What rights do Tennessee drivers have at sobriety checkpoints?
Understanding their rights when stopped at sobriety checkpoints in Tennessee may help drivers protect themselves.
According to the Tennessee Bureau of Investigation, there were 18,913 driving under the influence arrests across the state in 2017 alone. For some drivers, such arrests may result from being pulled over at a DUI checkpoint. At such stops, law enforcement can stop all or a portion of the vehicles to check for impaired drivers. Understanding their rights when stopped at sobriety checkpoints may help people protect themselves and avoid unnecessary legal issues.
Upon stopping vehicles at sobriety checks, law enforcement officers typically approach them to speak with the drivers. Often, people feel obligated to talk to them because they are in a position of authority.
It is important for motorists to know they are not legally required to respond to questions. Rather, they may choose to provide the authorities with a card informing them they are choosing to invoke their Constitutional rights, including right to remain silent and right to continue on their way if officers do not have a reasonable suspicion to continue the stop.
Performing roadside tests
If they suspect drivers are intoxicated, law enforcement officers may ask drivers to exit their vehicles and perform a series of field sobriety tests. These include the one-leg stand, the walk-and-turn, and other tests. The State may try to use people’s performance on these tests to prove impairment.
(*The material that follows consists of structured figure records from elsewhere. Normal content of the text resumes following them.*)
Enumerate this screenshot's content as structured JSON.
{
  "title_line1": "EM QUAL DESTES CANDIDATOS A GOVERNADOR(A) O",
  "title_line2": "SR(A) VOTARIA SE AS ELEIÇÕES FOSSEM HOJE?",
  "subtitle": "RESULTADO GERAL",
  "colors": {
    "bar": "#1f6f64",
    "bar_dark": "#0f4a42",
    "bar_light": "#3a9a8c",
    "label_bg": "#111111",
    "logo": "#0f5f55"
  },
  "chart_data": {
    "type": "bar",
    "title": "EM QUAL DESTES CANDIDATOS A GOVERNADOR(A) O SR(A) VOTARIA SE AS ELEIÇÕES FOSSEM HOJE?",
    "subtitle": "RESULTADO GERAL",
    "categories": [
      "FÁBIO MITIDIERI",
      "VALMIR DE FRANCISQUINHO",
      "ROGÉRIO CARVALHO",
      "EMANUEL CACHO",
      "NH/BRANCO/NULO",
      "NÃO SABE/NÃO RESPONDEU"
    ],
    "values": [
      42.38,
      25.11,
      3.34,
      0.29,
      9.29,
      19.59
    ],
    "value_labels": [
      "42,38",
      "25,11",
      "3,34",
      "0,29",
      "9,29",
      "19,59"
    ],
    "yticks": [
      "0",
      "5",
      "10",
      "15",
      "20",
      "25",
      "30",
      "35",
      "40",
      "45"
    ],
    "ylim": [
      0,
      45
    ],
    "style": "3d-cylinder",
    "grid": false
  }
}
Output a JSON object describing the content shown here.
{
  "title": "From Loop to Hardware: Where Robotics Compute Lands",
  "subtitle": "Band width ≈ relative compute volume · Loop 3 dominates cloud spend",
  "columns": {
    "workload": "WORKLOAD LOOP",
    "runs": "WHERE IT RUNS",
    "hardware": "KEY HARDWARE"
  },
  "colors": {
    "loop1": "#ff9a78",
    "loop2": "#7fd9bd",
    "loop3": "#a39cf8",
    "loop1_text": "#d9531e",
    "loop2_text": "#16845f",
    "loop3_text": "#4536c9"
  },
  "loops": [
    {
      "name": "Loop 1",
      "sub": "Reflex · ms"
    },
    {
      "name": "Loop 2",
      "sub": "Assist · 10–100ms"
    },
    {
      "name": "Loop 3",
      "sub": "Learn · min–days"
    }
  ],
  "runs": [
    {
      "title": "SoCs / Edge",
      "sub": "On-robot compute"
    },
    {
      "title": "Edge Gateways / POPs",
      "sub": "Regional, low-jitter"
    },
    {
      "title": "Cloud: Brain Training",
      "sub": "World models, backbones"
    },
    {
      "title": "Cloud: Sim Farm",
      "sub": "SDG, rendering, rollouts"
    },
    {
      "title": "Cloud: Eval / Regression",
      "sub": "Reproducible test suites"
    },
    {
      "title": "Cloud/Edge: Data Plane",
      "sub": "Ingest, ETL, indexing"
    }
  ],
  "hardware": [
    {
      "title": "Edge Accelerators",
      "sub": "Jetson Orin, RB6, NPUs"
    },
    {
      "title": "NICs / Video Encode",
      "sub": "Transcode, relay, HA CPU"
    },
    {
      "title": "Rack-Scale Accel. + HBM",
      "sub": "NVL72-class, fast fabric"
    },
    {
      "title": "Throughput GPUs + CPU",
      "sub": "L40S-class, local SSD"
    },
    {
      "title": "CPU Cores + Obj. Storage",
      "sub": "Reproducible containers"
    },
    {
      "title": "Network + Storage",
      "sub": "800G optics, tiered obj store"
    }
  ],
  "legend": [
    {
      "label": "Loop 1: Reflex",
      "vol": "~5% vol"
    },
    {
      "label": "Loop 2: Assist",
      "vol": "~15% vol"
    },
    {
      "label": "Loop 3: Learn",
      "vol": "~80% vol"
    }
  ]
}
While they may not inform them of their right when making the request, motorists should keep in mind that they are not required to submit to these tests. Refusing does not, however, safeguard them from arrest.
Submitting to breath tests
Once law enforcement officers establish probable cause to place them under arrest, drivers are often asked to submit to breath or blood tests. At this point, they no longer have the right to refuse these tests without consequences. Doing so may be considered a violation of the state’s implied consent law and result in a revocation of their driving privileges for one to two years, depending on various factors including their prior arrest record. The penalties associated with a breath or test refusal are incurred on top of any that are levied as a DUI arrest that leads to conviction.
Obtaining legal representation
Even a first-time drunk driving arrest in Tennessee may have life-changing implications. Therefore, people who have been charged with driving under the influence should consult with a lawyer. A legal representative may help them establish a solid defense, which may include questioning whether their rights were violated at any point during the sobriety checkpoint or their subsequent arrest.